Timer design based on 51 microcontrollers

The above answer is fine.

When using timer method 1, the calculated value of (65536-x) exceeds 256, that is, the 16-bit timing mode of the timer, so it is necessary to send 8 bits higher to th0 and lower bits to tl0, so to calculate the high 8 bits and the low 8 bits of (65536-x), (65536-x) 256 is to calculate the high 8 bits, and (65536-x)%256 is to calculate the low 8 bits, so it is written.

th0 = (65536-x) 256 (or th1).

tl0 = (65536-x)%256 (or tl1).

This is actually very simple, you only need to know one condition: crystal frequency.

Because the machine cycle calculation formula of 51 single-chip microcomputer is 12 crystal oscillator frequency MHz, if the crystal oscillator is 12mhz, then the machine cycle is 12 (12 10 6) = 1us, that is to say, the counter does not count once 1us.

Generally speaking, under the 12MHz crystal oscillator, the full count of the 16-bit timer is 65536 times, each time 1us, the maximum can be timed, then 65536 minus how much is the timing, such as (65536-x) 256, that is, the timing x microseconds.
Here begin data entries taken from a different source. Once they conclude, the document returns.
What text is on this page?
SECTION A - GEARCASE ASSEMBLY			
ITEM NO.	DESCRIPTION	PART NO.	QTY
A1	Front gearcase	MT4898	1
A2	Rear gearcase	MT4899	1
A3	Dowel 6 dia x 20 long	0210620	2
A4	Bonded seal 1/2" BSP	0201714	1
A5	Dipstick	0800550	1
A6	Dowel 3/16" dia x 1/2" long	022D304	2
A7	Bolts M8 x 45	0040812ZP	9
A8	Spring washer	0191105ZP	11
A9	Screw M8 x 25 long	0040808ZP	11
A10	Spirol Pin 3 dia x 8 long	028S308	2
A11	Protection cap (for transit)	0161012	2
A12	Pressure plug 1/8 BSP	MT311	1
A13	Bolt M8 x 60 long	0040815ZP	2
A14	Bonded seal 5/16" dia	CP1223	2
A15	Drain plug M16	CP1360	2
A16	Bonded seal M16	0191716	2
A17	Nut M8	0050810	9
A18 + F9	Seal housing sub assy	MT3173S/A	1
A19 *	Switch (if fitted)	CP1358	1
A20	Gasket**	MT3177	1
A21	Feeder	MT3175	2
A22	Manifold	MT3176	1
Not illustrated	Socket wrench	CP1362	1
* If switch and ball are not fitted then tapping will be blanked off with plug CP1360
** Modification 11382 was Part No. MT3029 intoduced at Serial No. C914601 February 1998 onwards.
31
So if the crystal oscillator is not 12MHz, multiply the above x by 12 crystal oscillator, and the value obtained is the timing duration. The principle is the same.

Feel free to reply to me if you don't understand something.

That's right. Although the timer timing is more accurate than the program delay, it does not mean that there are no errors. In any case, errors are always objective. Here are two additional points:

1. There is an error in the original program. The maximum count value of timer mode 0 is 2 13=8192us, and the initial installation value is e018h=57368us, that is, the initial loading value of timing is much greater than the maximum counting value.

If you want to time 1ms=1000us in mode 0, the initial installation value should be 8192-1000=7192=1c18h, and the execution of other statements can be ignored because it is 2 3us level (the three statements in the factor interrupt program take only 6us). You may ask: why not convert these times into the initial value of the timer?

The answer is that it is not necessary. No matter how it is converted, there are errors, not to mention that the time of the machine cycle is also estimated.

2. If you want to be more accurate, you can use method 2 (automatic reload of the initial value).

You're right about what you understand.

Regarding the reloading of the 51 timer, the typical solution is dynamic reloading. That is, when you renew the initial value of the count, you should subtract the count from the total number to be loaded from the time when the previous overflow was ready to perform the initial value of the reload.

For example, if the interrupt interval is 1000 counts, the initial value of the reload is -1000. In the interrupt, -1000 cannot be reloaded directly, but -(1000-th tl), that is, the reload value is -1000+th tl.

isr_t0:

push psw

clr tr0

xch a, tl0

add a, #low(-1000+7)

xch a, tl0

xch a, th0

addc a, high(1000+7) tr0 has been paused for 7 periods and needs to be added.

xch a, th0

set tr0

CPL can execute the events that the user wants to do, but it keeps taking too long.

pop psw

RetiOf course, it can't be completely said that the book is wrong, only that the examples in the book are not rigorous.